Comment by Imnimo
14 days ago
>T ∈ (0, 1] is a parameter called temperature which controls the “softness” of the probability distribution. In our experiments we choose T = 1.0 for maximum response variation.
Why is temperature bounded to be <=1? If you want more "creativity" out of the chat model, can you just set T higher and recover a similar distribution to the base model?
Not after RLHF tuning, due to the 'flattened logits' phenomenon (which is the logit-level version of the mode collapse OP documents at higher levels). All the temperature settings wind up yielding pretty much the same output, until you ramp it up so high that it falls apart completely. Completely unlike the base models where you can productively tune the temperature or use very high temperatures with some screening.
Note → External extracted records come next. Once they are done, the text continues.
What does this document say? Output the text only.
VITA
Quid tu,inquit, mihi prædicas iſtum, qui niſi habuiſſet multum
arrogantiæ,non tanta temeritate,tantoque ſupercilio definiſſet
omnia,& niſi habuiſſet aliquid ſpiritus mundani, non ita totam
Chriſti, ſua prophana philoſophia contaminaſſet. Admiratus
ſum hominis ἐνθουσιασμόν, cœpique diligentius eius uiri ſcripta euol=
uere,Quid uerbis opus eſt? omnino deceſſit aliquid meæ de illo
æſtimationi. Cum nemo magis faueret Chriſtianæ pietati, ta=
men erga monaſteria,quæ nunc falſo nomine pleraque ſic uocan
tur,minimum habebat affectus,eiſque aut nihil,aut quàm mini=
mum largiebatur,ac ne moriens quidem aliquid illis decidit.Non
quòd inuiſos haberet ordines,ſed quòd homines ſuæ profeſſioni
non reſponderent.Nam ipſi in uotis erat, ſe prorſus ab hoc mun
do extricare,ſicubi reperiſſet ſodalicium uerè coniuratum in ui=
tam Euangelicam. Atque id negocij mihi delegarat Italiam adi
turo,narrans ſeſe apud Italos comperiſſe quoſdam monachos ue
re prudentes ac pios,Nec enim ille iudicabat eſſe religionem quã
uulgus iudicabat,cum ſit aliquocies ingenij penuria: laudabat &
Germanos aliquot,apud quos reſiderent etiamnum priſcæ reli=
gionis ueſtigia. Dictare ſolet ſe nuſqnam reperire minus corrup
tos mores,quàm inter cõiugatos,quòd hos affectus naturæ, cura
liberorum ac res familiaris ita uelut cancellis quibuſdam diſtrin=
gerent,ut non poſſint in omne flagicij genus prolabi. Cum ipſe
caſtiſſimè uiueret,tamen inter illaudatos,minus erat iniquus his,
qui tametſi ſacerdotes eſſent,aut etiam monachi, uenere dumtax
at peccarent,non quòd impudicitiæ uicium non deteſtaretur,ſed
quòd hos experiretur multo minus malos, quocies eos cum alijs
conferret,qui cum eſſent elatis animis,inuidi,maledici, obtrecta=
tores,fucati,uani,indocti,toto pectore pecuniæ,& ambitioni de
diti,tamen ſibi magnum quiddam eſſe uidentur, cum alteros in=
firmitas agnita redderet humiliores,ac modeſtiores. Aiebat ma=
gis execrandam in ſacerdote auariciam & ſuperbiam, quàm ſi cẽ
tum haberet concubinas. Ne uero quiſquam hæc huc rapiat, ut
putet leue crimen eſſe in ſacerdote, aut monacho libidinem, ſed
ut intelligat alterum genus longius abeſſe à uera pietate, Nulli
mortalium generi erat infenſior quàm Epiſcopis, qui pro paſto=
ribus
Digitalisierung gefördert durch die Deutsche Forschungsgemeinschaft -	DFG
Hmm, it's hard to check without access to the prompts used in the paper, but I'm skeptical that the distributions seen in e.g. Figure 2 are so different that you would have crank up the temperature very much to bridge the gap. It looks to me like the entries that are 1-in-100 in the base model are just falling off the top-p cliff and getting set to 0.
Figure 2 (https://arxiv.org/pdf/2406.05587#page=10) is not at the logit level, it's at the whole completion level (entire names classified by nationality).
So you don't know how any sampling would affect that. There could be only a few options at each token, which give rise to that, and higher temperature sampling may shift that around, but it doesn't ever restore the original base model behavior or restore all of the names erased by mode collapse. (Remember, the LLM is an agent, and when you are sampling, it is on-policy because you are letting it make choices of tokens, and it is steering the completion as a whole back to where it wants to be. With mode collapse, all roads lead to Rome, whether you like it or not.)
People do observe that increasing the temperature does not help, eg. https://www.ncbi.nlm.nih.gov/pmc/articles/PMC10936766/ finds basically no difference going from 0 to 0.9 (!): https://www.ncbi.nlm.nih.gov/pmc/articles/PMC10936766/bin/po... Just the flattened logits (https://arxiv.org/pdf/2303.08774#page=12&org=openai) at work.
They'll tell you "No" and say that you ruin your samplers, but good samplers (dynamic ones) like min_p or typicality are robust to high temperatures, so in actuality yes.
Cite? I don't see how either of those could deal with the fact that the logits become uninformative and 'flattened' after the tuning. How can a sampler undo the erasure of information?